Все – прОпили. Прожрали. До истерики
Обидно. Только кровь по венам – лавой.
Трибуны сыты. А в фаворе – звери, и
Осталось встать и крикнуть: Боже правый…
Я – гражданин исчезнувшей Империи.
Я – патриот поверженной Державы…
Изумрудный город
Миры из кривых зеркал
прошиты дорогой-ниткой.
Пейзажем по сторонам
тоскливый глухой забор,
И жёлтый кирпич покрыт
собянинской серой плиткой,
И медью блестит фантом
забытых в ломбарде шпор.
Оранжевый, как таджик
в нелепом большом жилете,
Закат умирал в борьбе
с неоном ночных реклам.
А мимо — летела жизнь
искуренной сигаретой
Да белым пером из крыл,
заложенных за стакан.
Железное сердце дней
стучит, потребляя уголь
Постельных ночей (а вдруг
получится — отогреть?)
Так старый усталый кот
в асфальтобетонных джунглях
Всё верует: он-то — Лев,
блистательный царь зверей.
...Куда же ты, дурень, прёшь?
Какою «дорогой трудной»?
Куски изумрудных стен
распроданы под кафе.
На пенсии Дин Гиор,
жирует на Темзе Гудвин,
С собой прихватив к тому ж
гарем из четвёрки фей.
Порублен вишнёвый сад
на щепочки для кальянов,
Последние соловьи
закончили дни в силках.
Теперь по асфальтам мчат
Летучие Обезьяны
С зелёным тряпьём на лбу
и «ксивами» на руках.
А вечер — устал. Опал
каким-то бредовым цветом,
Рассыпал монетки звёзд
и спьяну захлопнул дверь.
...Осколки кривых зеркал
расплавит в мартенах лето,
И станет всё — ЗА_ШИ_БИСЬ.
Но это пройдёт, поверь...
Товарищ Сизиф
Вечер. Небо. И — звёзды… Замёрзшие тучи скукожились,
Прометееву печень клюёт отмороженный гриф.
Из ледышек не сложишь свободу — проблемы лишь множатся.
Чем тебя поддержать, фронтовой мой товарищ Сизиф?..
Мы взрастали на догмах. Мы мнили ветра — непреложными.
Чай, не флюгер — выкручивать румбы. Поверьте — устал.
Ты скажи — чем выходит нам жажда достичь невозможного?
Чаще — боком. И сразу. Не так ли, товарищ Тантал?
В мире — много придурков, драконов и места для подвига
(Вместо неба повис перевернутый черный пентакль).
Пусть народ хлещет пиво и режется в «крестики-нолики»,
Мы — в крестовый поход.
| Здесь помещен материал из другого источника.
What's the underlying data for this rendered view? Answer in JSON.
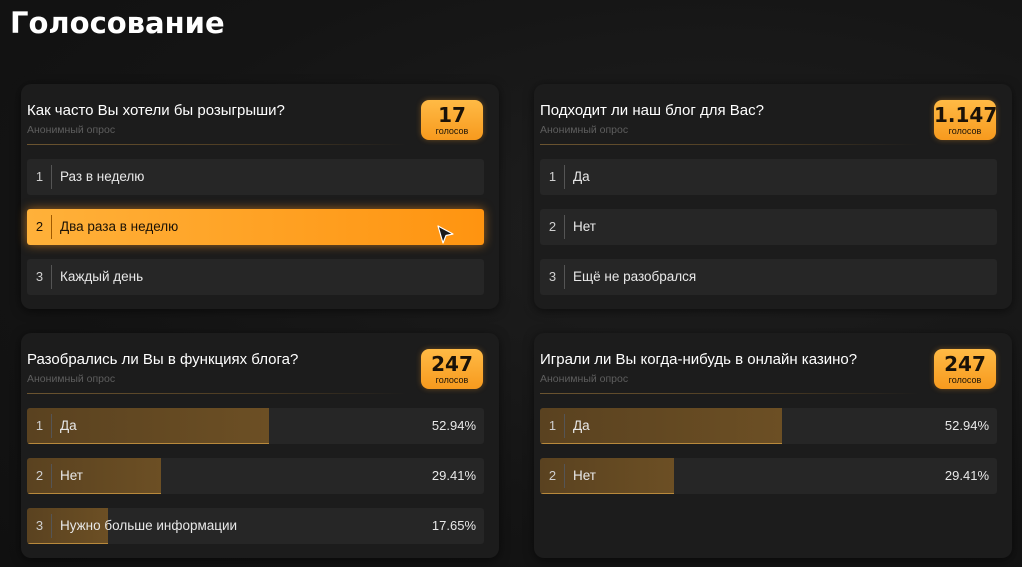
{
  "page": {
    "title": "Голосование"
  },
  "polls": [
    {
      "question": "Как часто Вы хотели бы розыгрыши?",
      "subtitle": "Анонимный опрос",
      "votes": "17",
      "votes_label": "голосов",
      "options": [
        {
          "index": "1",
          "label": "Раз в неделю"
        },
        {
          "index": "2",
          "label": "Два раза в неделю",
          "selected": true
        },
        {
          "index": "3",
          "label": "Каждый день"
        }
      ]
    },
    {
      "question": "Подходит ли наш блог для Вас?",
      "subtitle": "Анонимный опрос",
      "votes": "1.147",
      "votes_label": "голосов",
      "options": [
        {
          "index": "1",
          "label": "Да"
        },
        {
          "index": "2",
          "label": "Нет"
        },
        {
          "index": "3",
          "label": "Ещё не разобрался"
        }
      ]
    },
    {
      "question": "Разобрались ли Вы в функциях блога?",
      "subtitle": "Анонимный опрос",
      "votes": "247",
      "votes_label": "голосов",
      "options": [
        {
          "index": "1",
          "label": "Да",
          "percent": "52.94%",
          "share": 0.5294
        },
        {
          "index": "2",
          "label": "Нет",
          "percent": "29.41%",
          "share": 0.2941
        },
        {
          "index": "3",
          "label": "Нужно больше информации",
          "percent": "17.65%",
          "share": 0.1765
        }
      ]
    },
    {
      "question": "Играли ли Вы когда-нибудь в онлайн казино?",
      "subtitle": "Анонимный опрос",
      "votes": "247",
      "votes_label": "голосов",
      "options": [
        {
          "index": "1",
          "label": "Да",
          "percent": "52.94%",
          "share": 0.5294
        },
        {
          "index": "2",
          "label": "Нет",
          "percent": "29.41%",
          "share": 0.2941
        }
      ]
    }
  ],
  "colors": {
    "accent": "#ff9f1f",
    "background": "#141414",
    "card": "#1c1c1c"
  }
}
Собирайтесь, товарищ Геракл.
…А народ улюлюкает: дескать, «воняет конюшнями»,
Шьёт паскудную славу десанта на Плайя-Хирон.
Нет убийственней газа, чем серая хмарь равнодушия.
Наш кораблик готов? Adelante, товарищ Харон!
Только… Шарик — он круглый. К тому же — ещё и вращается.
Мы вернемся на берег, и в том нам порукой прилив.
Вновь сияет вершина. Шершавый булыжник под пальцами.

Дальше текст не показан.